Porém, tais medidas, embora dotadas de excelentes intenções, mostram-se infecundas diante do abismo colossal da educação básica brasileira em relação aos demais países desenvolvidos, cuja população é incapaz de resolver problemas matemáticos básicos e interpretação de textos sem dificuldades.

Essa barreira é observada em todos os planos da educação, até mesmo em cursos de nível superior, e em todos os espectros demográficos, a atingir todas as gerações economicamente ativas.

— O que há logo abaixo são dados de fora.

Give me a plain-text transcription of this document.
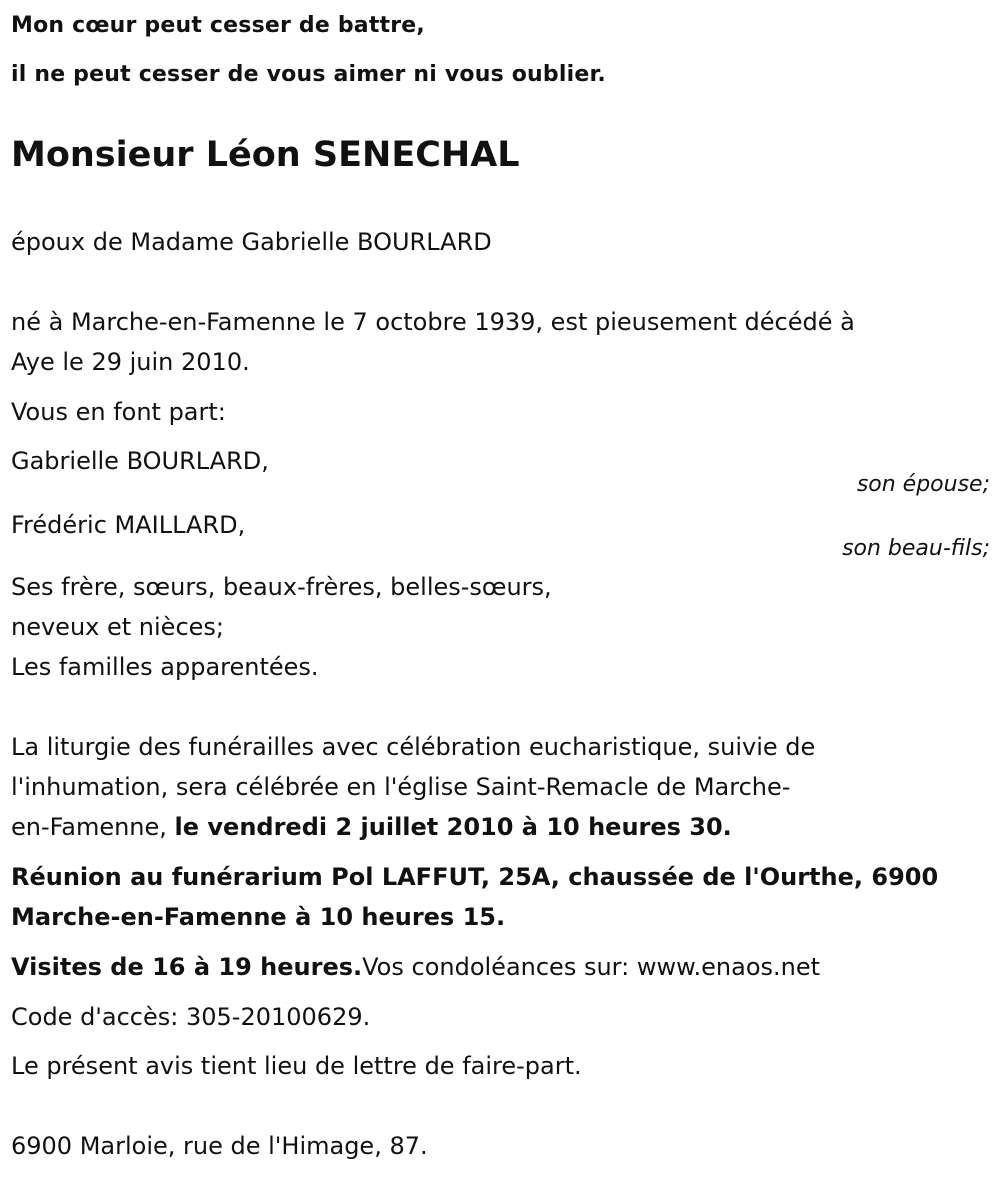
Mon cœur peut cesser de battre,
il ne peut cesser de vous aimer ni vous oublier.
Monsieur Léon SENECHAL
époux de Madame Gabrielle BOURLARD
né à Marche-en-Famenne le 7 octobre 1939, est pieusement décédé à
Aye le 29 juin 2010.
Vous en font part:
Gabrielle BOURLARD,
son épouse;
Frédéric MAILLARD,
son beau-fils;
Ses frère, sœurs, beaux-frères, belles-sœurs,
neveux et nièces;
Les familles apparentées.
La liturgie des funérailles avec célébration eucharistique, suivie de
l'inhumation, sera célébrée en l'église Saint-Remacle de Marche-
en-Famenne, le vendredi 2 juillet 2010 à 10 heures 30.
Réunion au funérarium Pol LAFFUT, 25A, chaussée de l'Ourthe, 6900
Marche-en-Famenne à 10 heures 15.
Visites de 16 à 19 heures.Vos condoléances sur: www.enaos.net
Code d'accès: 305-20100629.
Le présent avis tient lieu de lettre de faire-part.
6900 Marloie, rue de l'Himage, 87.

O mecanismo básico de juros, muitas vezes atrelados à correção monetária, com aplicação de variados sistemas de amortização, os contratos de cartão de crédito, os empréstimos consignados, sequer são compreendidos pelos consumidores em geral, a serem alvo fácil e constante de grandes bancos, financeiras e fornecedores.

A estrutura de prevenção ao superendividamento deveria se dar também na Lei de Diretrizes Básicas, a adicionar a educação financeira como disciplina obrigatória na base nacional curricular comum.

Por mais que a grade curricular esteja saturada, a impor na educação pública a contratação de mais professores e expansão do horário regular do ensino, o investimento público e privado acarretaria na melhor percepção e aplicação das demais disciplinas básicas ao cotidiano dos alunos, a auxiliar o combater à desigualdade social e propiciar um futuro melhor para as próximas gerações.

Perdeu-se, mais uma vez, a oportunidade de saltar a qualidade educacional transformadora de um país pobre e desigual para uma reforma estruturante em educação financeira, ao qual, se bem aplicada, resguardaria, em melhor entendimento da economia domiciliar com enorme reflexos no controle das fianças públicas pela compreensão das dinâmicas básicas pelos brasileiros desde as mais baixas classes sociais.

Leonardo Pegoraro Pieroni

[1] https://www1.folha.uol.com.br/educacao/2019/12/brasil-e-57o-do-mundo-em-ranking-de-educacao-veja-evolucao-no-pisa-desde-2000.shtml

[2] MARQUES, Claudia Lima; BENJAMIM, Antonio Herman; MIRAGEM, Bruno. Comentários ao Código de Defesa do Consumidor. 3.ed. São Paulo: RT, 2010. p. 1.051.